Un deuxième réseau allemand traversé, nous abordons enfin la position ennemie. Le nettoyage en est exécuté vivement à la grenade et à la baïonnette. Deux mitrailleuses nous restent entre les mains, ainsi qu’une trentaine de prisonniers, aussitôt évacués vers l’arrière. Le reste jonche la tranchée et ses abords de ses morts et de ses blessés ; quelques-uns s’enfuient à travers le Bois-Inférieur.
Mes hommes, surexcités par leur succès, sont littéralement déchaînés. Après l’enlèvement de quelques abris allemands dans la profondeur de la position, nous arrivons enfin sur notre premier objectif et j’y arrête ma compagnie. C’est d’ailleurs assez difficile ; je n’y réussis qu’un peu tard, (…)
Dans les ordres que j’ai reçus figure celui — formel — de faire ouvrir à la cisaille des brèches dans le réseau de fil de fer couvrant la seconde ligne allemande, à la lisière du Bois-en-Brosse.

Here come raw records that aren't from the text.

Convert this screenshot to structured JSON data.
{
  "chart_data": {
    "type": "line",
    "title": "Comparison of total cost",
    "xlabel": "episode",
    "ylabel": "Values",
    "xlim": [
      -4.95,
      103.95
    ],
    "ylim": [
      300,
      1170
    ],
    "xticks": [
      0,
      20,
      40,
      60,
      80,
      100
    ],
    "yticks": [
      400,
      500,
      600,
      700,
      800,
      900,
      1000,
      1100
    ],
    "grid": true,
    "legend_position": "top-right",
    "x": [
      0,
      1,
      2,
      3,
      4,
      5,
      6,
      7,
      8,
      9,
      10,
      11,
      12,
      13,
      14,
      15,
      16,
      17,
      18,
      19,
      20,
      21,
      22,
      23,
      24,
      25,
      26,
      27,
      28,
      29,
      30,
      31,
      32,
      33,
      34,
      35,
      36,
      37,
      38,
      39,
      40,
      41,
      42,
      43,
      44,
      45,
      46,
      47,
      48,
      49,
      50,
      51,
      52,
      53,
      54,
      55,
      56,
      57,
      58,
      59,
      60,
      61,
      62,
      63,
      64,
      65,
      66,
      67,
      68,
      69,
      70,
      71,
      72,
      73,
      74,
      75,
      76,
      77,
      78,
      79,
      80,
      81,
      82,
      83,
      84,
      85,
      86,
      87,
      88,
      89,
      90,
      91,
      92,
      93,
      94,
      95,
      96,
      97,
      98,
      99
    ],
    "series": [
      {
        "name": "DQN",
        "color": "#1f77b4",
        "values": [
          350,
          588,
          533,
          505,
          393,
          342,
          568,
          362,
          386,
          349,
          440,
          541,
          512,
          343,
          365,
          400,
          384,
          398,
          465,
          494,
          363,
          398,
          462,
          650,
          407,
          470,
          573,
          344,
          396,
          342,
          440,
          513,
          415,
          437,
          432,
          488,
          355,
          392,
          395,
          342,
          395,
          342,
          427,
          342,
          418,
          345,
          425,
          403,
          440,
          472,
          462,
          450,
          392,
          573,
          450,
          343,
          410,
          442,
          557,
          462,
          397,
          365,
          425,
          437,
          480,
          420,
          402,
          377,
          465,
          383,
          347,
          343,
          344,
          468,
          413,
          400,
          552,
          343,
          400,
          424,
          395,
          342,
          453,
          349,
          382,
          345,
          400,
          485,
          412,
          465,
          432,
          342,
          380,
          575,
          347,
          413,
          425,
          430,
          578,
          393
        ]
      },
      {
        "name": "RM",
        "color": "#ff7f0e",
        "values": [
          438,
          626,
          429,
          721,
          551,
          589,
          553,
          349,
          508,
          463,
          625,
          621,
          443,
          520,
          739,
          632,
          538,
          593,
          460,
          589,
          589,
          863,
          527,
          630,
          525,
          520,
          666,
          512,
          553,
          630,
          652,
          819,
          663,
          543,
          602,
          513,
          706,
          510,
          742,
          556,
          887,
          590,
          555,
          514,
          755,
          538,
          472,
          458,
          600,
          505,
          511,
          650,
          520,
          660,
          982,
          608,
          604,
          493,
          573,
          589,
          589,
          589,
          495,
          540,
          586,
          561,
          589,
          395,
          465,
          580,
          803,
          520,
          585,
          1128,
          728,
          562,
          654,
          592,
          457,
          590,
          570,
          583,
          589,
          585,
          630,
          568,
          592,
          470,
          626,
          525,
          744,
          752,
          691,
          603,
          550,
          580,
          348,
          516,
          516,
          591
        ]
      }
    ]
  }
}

Je désigne deux équipes. Celle de gauche arrive au réseau sans difficultés majeures et commence à cisailler les fils de fer. Celle de droite est fauchée en quelques minutes et n’atteint pas le réseau. Je demande des volontaires pour la remplacer ; j’en trouve aussitôt plus qu’il n’en faut et l’équipe nouvelle part. Elle a le même sort que celle qui l’a précédée. Sur ma demande, deux volontaires s’offrent encore et se présentent au garde à vous, dans un port d’armes impeccable :
« Chasseur Lorenzi, mon capitaine ! » « Chasseur Marchal, mon capitaine ! » Une rapide inspection. Deux bonnes figures ouvertes et souriantes de tous jeunes paysans français :
Marchal, un Cévenol ; Lorenzi, un Corse. Tous deux excellents types de Chasseurs alpins : ils sont de taille moyenne, d’aspect très vigoureux et, malgré l’effort fourni au cours de l’attaque, remarquablement ficelés. C’est une très belle, très vieille et très noble race guerrière que les terriens de chez nous.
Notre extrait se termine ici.